Data from: The genetic architecture of UV floral patterning in sunflower

Background and Aims: The patterning of floral ultraviolet (UV) pigmentation varies both intra- and interspecifically in sunflowers and many other plant species, impacts pollinator attraction, and can be critical to reproductive success and crop yields. However, the genetic basis for variation in UV patterning is largely unknown. This study examines the genetic architecture for proportional and absolute size of the UV bullseye in Helianthus argophyllus, a close relative of the domesticated sunflower. Methods: A camera modified to capture UV light (320–380 nm) was used to phenotype floral UV patterning in an F2 mapping population, then quantitative trait loci (QTL) were identified using genotyping-by-sequencing and linkage mapping. The ability of these QTL to predict the UV patterning of natural population individuals was also assessed. Key Results: Proportional UV pigmentation is additively controlled by six moderate effect QTL that are predictive of this phenotype in natural populations. In contrast, UV bullseye size is controlled by a single large effect QTL that also controls flowerhead size and co-localizes with a major flowering time QTL in Helianthus. Conclusions: The co-localization of the UV bullseye size QTL, flowerhead size QTL and a previously known flowering time QTL may indicate a single highly pleiotropic locus or several closely linked loci, which could inhibit UV bullseye size from responding to selection without change in correlated characters. The genetic architecture of proportional UV pigmentation is relatively simple and different from that of UV bullseye size, and so should be able to respond to natural or artificial selection independently.
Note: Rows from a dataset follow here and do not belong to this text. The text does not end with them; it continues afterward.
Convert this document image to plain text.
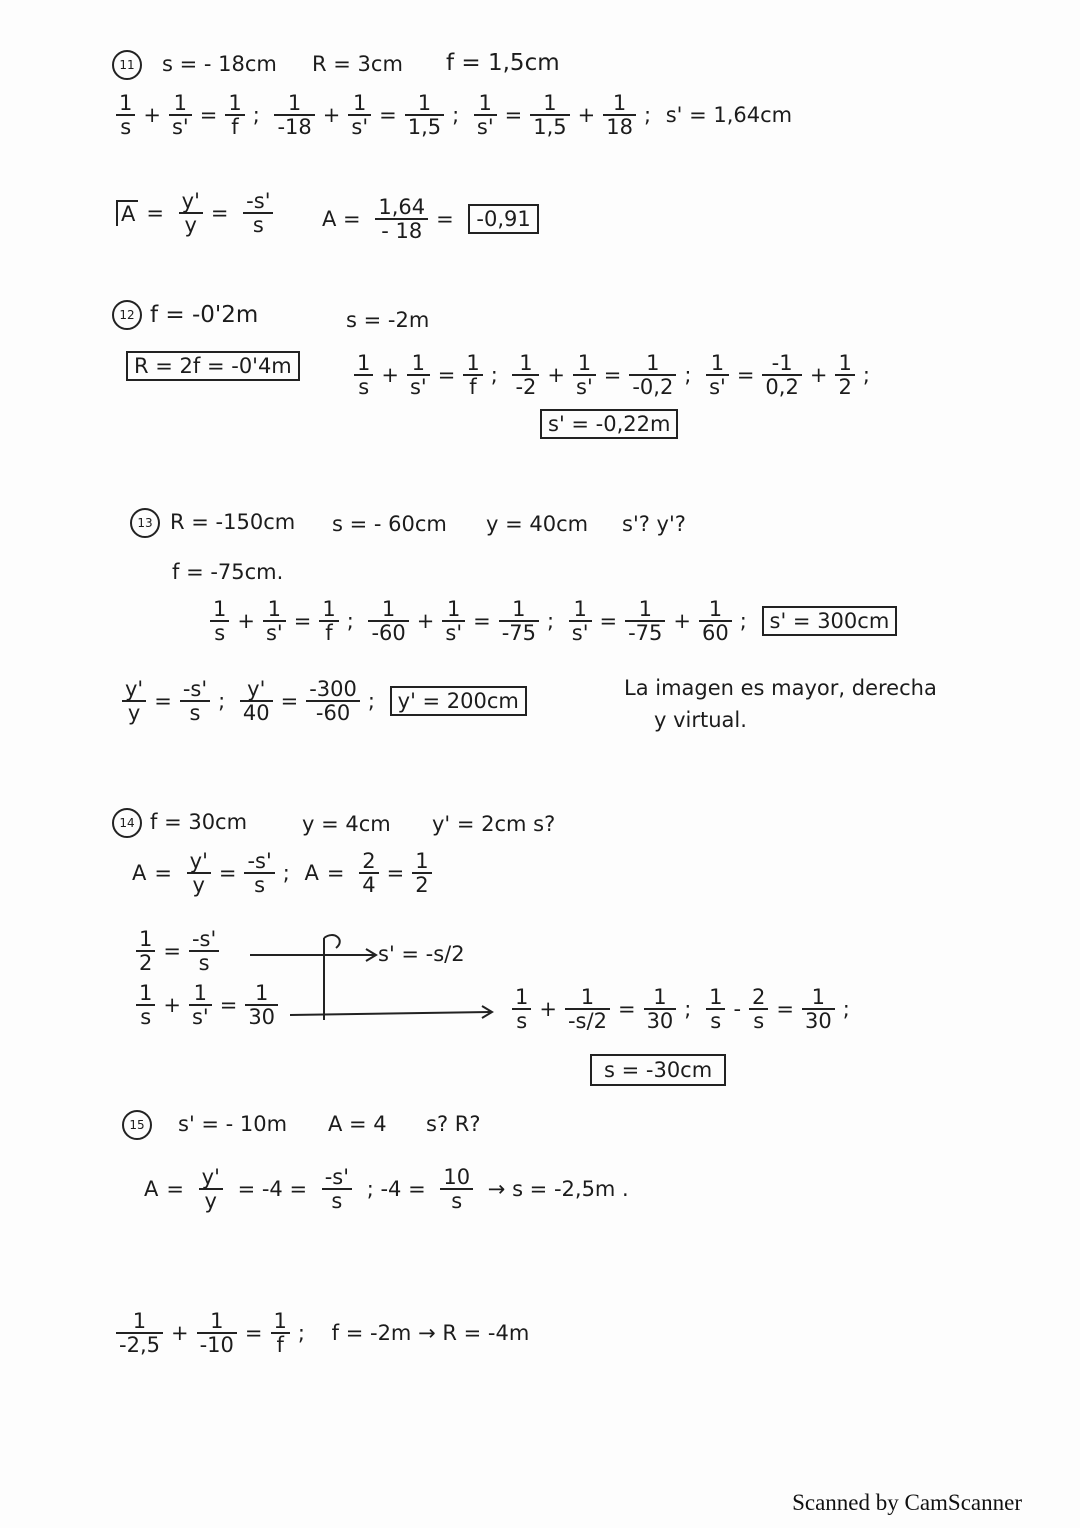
11	s = - 18cm R = 3cm f = 1,5cm
$\frac{1}{s} + \frac{1}{s'} = \frac{1}{f}$ ; $\frac{1}{-18} + \frac{1}{s'} = \frac{1}{1,5}$ ; $\frac{1}{s'} = \frac{1}{1,5} + \frac{1}{18}$ ; s' = 1,64cm
$A = \frac{y'}{y} = \frac{-s'}{s}$ $A = \frac{1,64}{- 18} = -0,91$
12 f = -0'2m	s = -2m
R = 2f = -0'4m	$\frac{1}{s} + \frac{1}{s'} = \frac{1}{f}$ ; $\frac{1}{-2} + \frac{1}{s'} = \frac{1}{-0,2}$ ; $\frac{1}{s'} = \frac{-1}{0,2} + \frac{1}{2}$ ;
s' = -0,22m
13 R = -150cm s = - 60cm y = 40cm s'? y'?
f = -75cm.
$\frac{1}{s} + \frac{1}{s'} = \frac{1}{f}$ ; $\frac{1}{-60} + \frac{1}{s'} = \frac{1}{-75}$ ; $\frac{1}{s'} = \frac{1}{-75} + \frac{1}{60}$ ; s' = 300cm
$\frac{y'}{y} = \frac{-s'}{s}$ ; $\frac{y'}{40} = \frac{-300}{-60}$ ; y' = 200cm
La imagen es mayor, derecha
y virtual.
14 f = 30cm	y = 4cm y' = 2cm s?
$A = \frac{y'}{y} = \frac{-s'}{s}$ ; $A = \frac{2}{4} = \frac{1}{2}$
$\frac{1}{2} = \frac{-s'}{s}$
$\frac{1}{s} + \frac{1}{s'} = \frac{1}{30}$
s' = -s/2
$\frac{1}{s} + \frac{1}{-s/2} = \frac{1}{30}$ ; $\frac{1}{s} - \frac{2}{s} = \frac{1}{30}$ ;
s = -30cm
15	s' = - 10m A = 4 s? R?
$A = \frac{y'}{y} = -4 = \frac{-s'}{s}$ ; $-4 = \frac{10}{s} \to s = -2,5m$ .
$\frac{1}{-2,5} + \frac{1}{-10} = \frac{1}{f}$ ; f = -2m → R = -4m
Scanned by CamScanner
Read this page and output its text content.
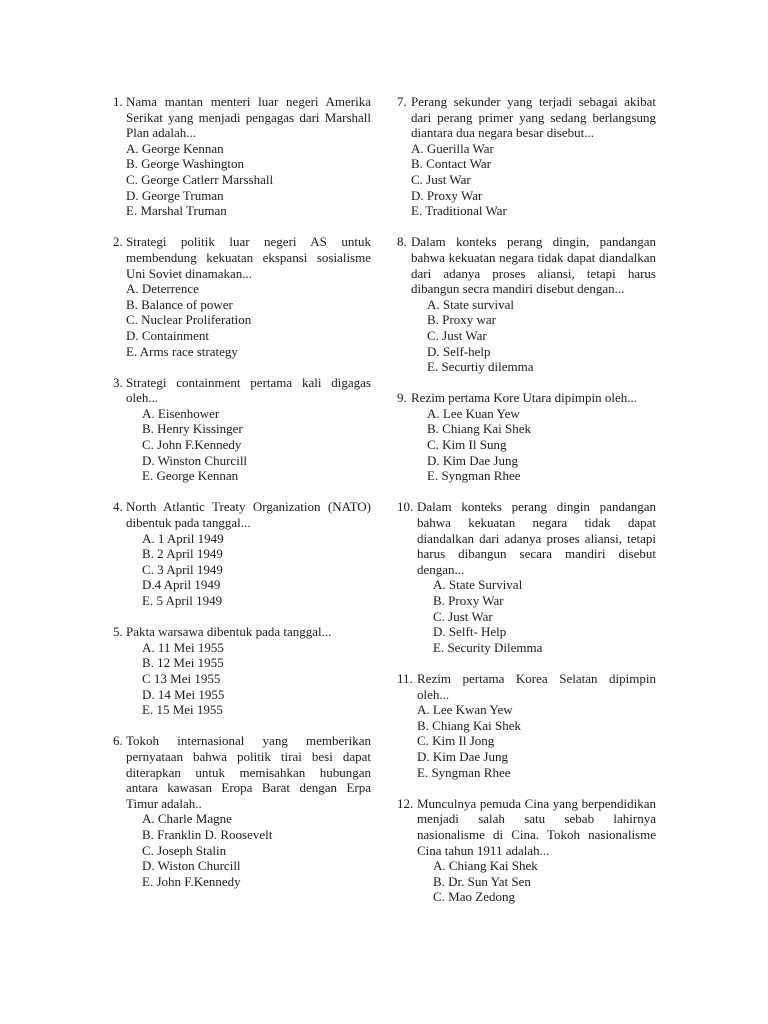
1. Nama mantan menteri luar negeri Amerika Serikat yang menjadi pengagas dari Marshall Plan adalah...
A. George Kennan
B. George Washington
C. George Catlerr Marsshall
D. George Truman
E. Marshal Truman
2. Strategi politik luar negeri AS untuk membendung kekuatan ekspansi sosialisme Uni Soviet dinamakan...
A. Deterrence
B. Balance of power
C. Nuclear Proliferation
D. Containment
E. Arms race strategy
3. Strategi containment pertama kali digagas oleh...
A. Eisenhower
B. Henry Kissinger
C. John F.Kennedy
D. Winston Churcill
E. George Kennan
4. North Atlantic Treaty Organization (NATO) dibentuk pada tanggal...
A. 1 April 1949
B. 2 April 1949
C. 3 April 1949
D.4 April 1949
E. 5 April 1949
5. Pakta warsawa dibentuk pada tanggal...
A. 11 Mei 1955
B. 12 Mei 1955
C 13 Mei 1955
D. 14 Mei 1955
E. 15 Mei 1955
6. Tokoh internasional yang memberikan pernyataan bahwa politik tirai besi dapat diterapkan untuk memisahkan hubungan antara kawasan Eropa Barat dengan Erpa Timur adalah..
A. Charle Magne
B. Franklin D. Roosevelt
C. Joseph Stalin
D. Wiston Churcill
E. John F.Kennedy
7. Perang sekunder yang terjadi sebagai akibat dari perang primer yang sedang berlangsung diantara dua negara besar disebut...
A. Guerilla War
B. Contact War
C. Just War
D. Proxy War
E. Traditional War
8. Dalam konteks perang dingin, pandangan bahwa kekuatan negara tidak dapat diandalkan dari adanya proses aliansi, tetapi harus dibangun secra mandiri disebut dengan...
A. State survival
B. Proxy war
C. Just War
D. Self-help
E. Securtiy dilemma
9. Rezim pertama Kore Utara dipimpin oleh...
A. Lee Kuan Yew
B. Chiang Kai Shek
C. Kim Il Sung
D. Kim Dae Jung
E. Syngman Rhee
10. Dalam konteks perang dingin pandangan bahwa kekuatan negara tidak dapat diandalkan dari adanya proses aliansi, tetapi harus dibangun secara mandiri disebut dengan...
A. State Survival
B. Proxy War
C. Just War
D. Selft- Help
E. Security Dilemma
11. Rezim pertama Korea Selatan dipimpin oleh...
A. Lee Kwan Yew
B. Chiang Kai Shek
C. Kim Il Jong
D. Kim Dae Jung
E. Syngman Rhee
12. Munculnya pemuda Cina yang berpendidikan menjadi salah satu sebab lahirnya nasionalisme di Cina. Tokoh nasionalisme Cina tahun 1911 adalah...
A. Chiang Kai Shek
B. Dr. Sun Yat Sen
C. Mao Zedong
研究背景与目的：向日葵及诸多其他植物类群中，花的紫外（UV）色素斑纹模式存在种内与种间变异。该变异可影响传粉者的访花行为，对植物繁殖成功率与作物产量至关重要，但目前学界对紫外花纹变异的遗传基础仍缺乏系统认知。本研究以栽培向日葵的近缘物种银叶向日葵（Helianthus argophyllus）为材料，解析其紫外靶斑（UV bullseye）的相对面积与绝对大小的遗传架构。 研究方法：使用经改装、可捕获320–380 nm紫外光的相机，对F2作图群体的花部紫外花纹进行表型分型；随后通过测序分型（genotyping-by-sequencing）与连锁作图技术，定位数量性状位点（quantitative trait locus，QTL）。此外，本研究还评估了上述QTL对自然种群个体紫外花纹表型的预测能力。 主要结果：花紫外色素相对面积受6个效应中等的QTL加性调控，且该组QTL可有效预测自然种群中的该表型。与之相对，紫外靶斑的绝对大小仅受1个大效应QTL控制，该QTL同时调控头状花序大小，并与向日葵属中已报道的主要开花时间QTL共定位。 研究结论：紫外靶斑大小QTL、头状花序大小QTL与既往报道的开花时间QTL三者共定位，提示其可能为单个具有高度多效性的基因位点，或是数个紧密连锁的基因位点；该现象意味着，若不改变相关联性状，则无法通过选择作用调控紫外靶斑的大小。而花紫外色素相对面积的遗传架构相对简洁，且与紫外靶斑大小的遗传机制存在显著差异，因此其可独立响应自然选择或人工选择。